Imagine the technology greatly improves and gets even cheaper. These are plastered everywhere, by everyone. They can transmit and receive data very quickly, over reasonably far distances.
Maybe it becomes an off-grid anarchist internet. :)
See "brutalist" websites. At the start it was very similar in spirit with this website: raw, functional, rejecting looks for something you appreciate in a different way. Now: ugly, full of js, heavy.
(In this case, the tangible benefits are highly debatable, especially since we moved on from CRT monitors - although I'd be interested to see data from OLED displays)
well, if the sub-culture takes off among young people then it could supplant selfies as the means by which people broadcast what they are doing 'right now' ... interestingly that would drive down interest in going viral as a sudden spike in visitors could kill someone's site until the next day
if it ends up being very easy to run a solar powered website- i.e. if it turns out the process can be refined and simplified nicely- then lots of places would do it since its cheaper and cool. but im sure lots of typical business constraints (uptime for instance) would dictate that lots of companies will never do it.

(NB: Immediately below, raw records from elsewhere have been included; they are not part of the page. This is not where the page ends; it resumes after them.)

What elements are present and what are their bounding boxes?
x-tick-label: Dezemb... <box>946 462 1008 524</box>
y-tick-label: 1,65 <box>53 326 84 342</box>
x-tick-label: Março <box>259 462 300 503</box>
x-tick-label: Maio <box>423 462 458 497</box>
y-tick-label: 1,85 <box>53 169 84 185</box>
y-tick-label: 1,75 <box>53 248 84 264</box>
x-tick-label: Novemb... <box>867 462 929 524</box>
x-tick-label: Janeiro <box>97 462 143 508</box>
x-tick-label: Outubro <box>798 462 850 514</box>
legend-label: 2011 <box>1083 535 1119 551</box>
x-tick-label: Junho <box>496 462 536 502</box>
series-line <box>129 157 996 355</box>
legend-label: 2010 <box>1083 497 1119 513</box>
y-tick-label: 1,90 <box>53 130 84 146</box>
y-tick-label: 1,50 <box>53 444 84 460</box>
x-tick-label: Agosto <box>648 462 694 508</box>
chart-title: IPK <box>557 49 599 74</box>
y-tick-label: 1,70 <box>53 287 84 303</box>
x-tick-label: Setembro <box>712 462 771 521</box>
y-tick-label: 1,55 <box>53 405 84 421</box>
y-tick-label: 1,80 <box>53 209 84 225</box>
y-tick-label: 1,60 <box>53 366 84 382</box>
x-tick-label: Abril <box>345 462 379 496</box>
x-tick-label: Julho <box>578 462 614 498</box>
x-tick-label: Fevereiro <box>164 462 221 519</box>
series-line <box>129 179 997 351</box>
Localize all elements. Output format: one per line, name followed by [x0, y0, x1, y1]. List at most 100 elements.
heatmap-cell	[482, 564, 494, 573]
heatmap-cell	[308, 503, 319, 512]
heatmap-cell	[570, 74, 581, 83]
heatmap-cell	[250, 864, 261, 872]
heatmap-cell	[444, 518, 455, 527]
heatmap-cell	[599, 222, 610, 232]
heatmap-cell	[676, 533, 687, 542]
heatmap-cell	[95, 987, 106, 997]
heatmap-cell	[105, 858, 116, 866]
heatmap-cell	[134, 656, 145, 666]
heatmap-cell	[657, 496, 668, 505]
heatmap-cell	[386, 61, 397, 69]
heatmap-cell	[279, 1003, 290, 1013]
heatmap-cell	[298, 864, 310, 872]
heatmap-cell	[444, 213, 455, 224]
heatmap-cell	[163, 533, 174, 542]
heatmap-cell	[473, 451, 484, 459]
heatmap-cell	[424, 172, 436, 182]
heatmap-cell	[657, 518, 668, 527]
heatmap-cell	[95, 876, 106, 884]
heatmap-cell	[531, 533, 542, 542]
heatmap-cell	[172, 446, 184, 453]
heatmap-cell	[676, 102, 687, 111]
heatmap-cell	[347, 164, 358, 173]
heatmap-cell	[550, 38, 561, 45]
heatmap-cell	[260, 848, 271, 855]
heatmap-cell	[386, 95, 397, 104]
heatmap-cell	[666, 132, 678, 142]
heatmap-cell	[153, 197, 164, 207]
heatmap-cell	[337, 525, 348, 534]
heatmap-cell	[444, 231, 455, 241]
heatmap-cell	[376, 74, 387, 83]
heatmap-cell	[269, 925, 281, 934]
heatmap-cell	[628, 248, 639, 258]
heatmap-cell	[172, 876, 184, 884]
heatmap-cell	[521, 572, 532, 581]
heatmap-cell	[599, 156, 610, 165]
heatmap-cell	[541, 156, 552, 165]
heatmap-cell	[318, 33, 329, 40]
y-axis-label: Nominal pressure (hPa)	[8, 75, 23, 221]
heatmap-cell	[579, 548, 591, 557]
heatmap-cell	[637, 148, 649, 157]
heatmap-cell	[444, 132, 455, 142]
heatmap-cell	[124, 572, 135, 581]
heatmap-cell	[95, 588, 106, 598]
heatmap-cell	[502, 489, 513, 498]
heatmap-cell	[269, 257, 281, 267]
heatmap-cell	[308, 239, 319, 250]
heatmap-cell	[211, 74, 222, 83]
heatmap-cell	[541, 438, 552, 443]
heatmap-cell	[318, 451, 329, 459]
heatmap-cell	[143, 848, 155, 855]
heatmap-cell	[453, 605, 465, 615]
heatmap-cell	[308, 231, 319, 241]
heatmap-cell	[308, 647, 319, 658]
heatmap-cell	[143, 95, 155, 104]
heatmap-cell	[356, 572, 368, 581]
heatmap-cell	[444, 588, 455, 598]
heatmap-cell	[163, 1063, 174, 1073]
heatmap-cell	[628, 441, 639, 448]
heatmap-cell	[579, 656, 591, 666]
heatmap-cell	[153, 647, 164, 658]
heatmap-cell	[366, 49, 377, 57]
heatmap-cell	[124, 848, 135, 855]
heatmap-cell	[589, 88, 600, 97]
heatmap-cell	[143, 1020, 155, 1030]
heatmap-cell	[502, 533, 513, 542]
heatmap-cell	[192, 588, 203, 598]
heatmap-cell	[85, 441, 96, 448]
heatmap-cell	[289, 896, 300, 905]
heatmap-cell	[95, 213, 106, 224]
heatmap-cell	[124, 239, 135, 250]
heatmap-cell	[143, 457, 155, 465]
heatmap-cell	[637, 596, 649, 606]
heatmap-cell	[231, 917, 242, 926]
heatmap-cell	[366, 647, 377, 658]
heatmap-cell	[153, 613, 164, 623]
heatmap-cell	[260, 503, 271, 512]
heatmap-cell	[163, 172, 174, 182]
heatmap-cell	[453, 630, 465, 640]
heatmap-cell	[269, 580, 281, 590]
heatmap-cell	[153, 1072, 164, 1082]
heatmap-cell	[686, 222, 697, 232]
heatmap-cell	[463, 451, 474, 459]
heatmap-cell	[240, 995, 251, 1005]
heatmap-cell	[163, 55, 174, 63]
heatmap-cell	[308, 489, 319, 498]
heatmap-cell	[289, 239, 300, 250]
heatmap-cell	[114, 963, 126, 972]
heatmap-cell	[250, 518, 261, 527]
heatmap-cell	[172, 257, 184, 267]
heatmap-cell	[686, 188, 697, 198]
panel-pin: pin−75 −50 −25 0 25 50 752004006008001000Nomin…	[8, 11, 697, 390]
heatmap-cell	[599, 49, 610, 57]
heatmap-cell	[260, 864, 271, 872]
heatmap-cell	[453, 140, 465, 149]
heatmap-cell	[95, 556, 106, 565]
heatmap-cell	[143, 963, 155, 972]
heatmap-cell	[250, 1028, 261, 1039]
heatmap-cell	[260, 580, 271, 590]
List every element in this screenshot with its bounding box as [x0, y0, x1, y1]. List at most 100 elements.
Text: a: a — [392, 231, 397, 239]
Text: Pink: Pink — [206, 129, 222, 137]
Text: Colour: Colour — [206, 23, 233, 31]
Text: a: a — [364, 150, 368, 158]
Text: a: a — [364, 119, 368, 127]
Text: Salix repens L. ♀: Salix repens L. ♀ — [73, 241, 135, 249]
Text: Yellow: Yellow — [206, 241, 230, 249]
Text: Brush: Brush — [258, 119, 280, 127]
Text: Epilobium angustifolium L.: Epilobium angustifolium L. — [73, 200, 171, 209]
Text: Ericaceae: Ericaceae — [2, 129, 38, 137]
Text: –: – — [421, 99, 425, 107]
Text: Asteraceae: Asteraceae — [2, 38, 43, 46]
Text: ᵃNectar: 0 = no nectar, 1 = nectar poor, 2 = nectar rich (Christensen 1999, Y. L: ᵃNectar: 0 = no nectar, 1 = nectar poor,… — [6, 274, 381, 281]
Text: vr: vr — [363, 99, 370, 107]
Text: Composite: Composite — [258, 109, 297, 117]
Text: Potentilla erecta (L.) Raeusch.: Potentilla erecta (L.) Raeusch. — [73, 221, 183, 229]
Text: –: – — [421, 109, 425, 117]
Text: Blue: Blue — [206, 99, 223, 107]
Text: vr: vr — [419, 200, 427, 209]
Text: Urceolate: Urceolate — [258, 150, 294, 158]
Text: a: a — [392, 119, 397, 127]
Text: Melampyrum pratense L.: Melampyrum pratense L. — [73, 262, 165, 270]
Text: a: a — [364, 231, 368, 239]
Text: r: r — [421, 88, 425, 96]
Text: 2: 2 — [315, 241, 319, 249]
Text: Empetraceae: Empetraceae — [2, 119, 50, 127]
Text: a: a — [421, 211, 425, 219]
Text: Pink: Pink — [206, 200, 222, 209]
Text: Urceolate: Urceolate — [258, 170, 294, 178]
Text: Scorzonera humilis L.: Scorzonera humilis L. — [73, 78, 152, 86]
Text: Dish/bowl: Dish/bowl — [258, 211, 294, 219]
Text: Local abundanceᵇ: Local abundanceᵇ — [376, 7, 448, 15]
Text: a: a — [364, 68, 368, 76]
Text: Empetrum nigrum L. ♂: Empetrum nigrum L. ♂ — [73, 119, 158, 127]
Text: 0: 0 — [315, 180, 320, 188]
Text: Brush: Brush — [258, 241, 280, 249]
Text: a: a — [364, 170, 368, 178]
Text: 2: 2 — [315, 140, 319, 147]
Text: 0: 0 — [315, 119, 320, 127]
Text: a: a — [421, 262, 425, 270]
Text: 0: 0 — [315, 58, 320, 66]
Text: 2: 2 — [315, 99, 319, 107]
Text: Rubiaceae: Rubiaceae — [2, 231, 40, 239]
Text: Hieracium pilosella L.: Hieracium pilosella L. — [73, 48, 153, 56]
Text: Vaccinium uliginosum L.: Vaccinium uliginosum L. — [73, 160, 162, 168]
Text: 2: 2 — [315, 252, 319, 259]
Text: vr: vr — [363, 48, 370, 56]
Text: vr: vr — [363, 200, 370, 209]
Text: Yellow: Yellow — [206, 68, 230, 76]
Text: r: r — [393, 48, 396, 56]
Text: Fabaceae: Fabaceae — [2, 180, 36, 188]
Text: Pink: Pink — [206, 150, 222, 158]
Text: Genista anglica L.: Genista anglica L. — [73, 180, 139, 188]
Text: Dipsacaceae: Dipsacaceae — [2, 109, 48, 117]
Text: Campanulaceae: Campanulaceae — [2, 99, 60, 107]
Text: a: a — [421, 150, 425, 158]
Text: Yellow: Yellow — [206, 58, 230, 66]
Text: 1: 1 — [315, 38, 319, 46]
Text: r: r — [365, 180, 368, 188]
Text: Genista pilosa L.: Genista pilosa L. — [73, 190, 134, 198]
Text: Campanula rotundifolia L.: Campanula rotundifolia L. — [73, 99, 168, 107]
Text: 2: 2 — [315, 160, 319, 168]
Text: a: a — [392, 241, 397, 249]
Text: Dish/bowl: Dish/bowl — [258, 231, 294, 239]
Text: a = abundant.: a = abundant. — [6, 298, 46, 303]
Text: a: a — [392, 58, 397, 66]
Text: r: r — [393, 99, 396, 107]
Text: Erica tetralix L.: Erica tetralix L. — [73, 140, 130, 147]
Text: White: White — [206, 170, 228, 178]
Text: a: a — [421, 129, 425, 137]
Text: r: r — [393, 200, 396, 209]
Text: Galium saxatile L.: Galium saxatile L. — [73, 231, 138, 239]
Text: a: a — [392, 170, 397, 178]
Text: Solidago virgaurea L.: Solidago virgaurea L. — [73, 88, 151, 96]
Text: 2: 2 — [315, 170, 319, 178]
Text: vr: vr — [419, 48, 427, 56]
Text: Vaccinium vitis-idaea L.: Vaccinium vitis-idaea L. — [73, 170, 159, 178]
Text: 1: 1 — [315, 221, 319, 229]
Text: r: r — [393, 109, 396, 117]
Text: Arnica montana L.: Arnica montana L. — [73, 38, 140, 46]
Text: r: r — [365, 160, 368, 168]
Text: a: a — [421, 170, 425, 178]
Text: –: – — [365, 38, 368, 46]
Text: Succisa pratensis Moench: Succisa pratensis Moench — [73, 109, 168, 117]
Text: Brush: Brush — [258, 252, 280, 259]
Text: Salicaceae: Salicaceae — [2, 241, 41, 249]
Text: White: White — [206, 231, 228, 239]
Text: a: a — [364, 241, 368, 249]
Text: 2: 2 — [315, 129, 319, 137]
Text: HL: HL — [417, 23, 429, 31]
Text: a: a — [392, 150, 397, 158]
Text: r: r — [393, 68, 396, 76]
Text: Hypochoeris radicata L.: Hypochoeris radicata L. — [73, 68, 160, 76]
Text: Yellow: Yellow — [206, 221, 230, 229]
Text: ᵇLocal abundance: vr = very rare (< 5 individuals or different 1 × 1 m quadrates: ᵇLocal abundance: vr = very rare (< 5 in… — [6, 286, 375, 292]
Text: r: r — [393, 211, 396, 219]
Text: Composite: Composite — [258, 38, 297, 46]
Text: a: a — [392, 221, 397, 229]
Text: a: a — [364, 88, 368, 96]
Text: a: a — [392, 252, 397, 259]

Can anyone here think of [...]
how [...] this experiment
could [be] squeezed into
a form [...] as the next
big [...] thing?
This is definitely firmly in the "Internet of Things" genre of niche interests. Remote power monitoring and other system diagnostics for systems designed to account for expected faults, and manage their own capacity to operate, for sure are useful for internet managed consumer appliances.
Right now we only think in terms of wi-fi routers and phones, but when 4 out of 5 useless gadgets (oh boy! internet-enabled shampoo bottles that also can advertise hair gel! yaayy!) have a battery and 5G internet, an RSS/JSON/XML feed of their status will be abundantly relevant.
To... someone. Probably not me, but I'm sure someone will want this.
I'm just curious to know how my prediction that this won't grow any larger than it is today could be wrong.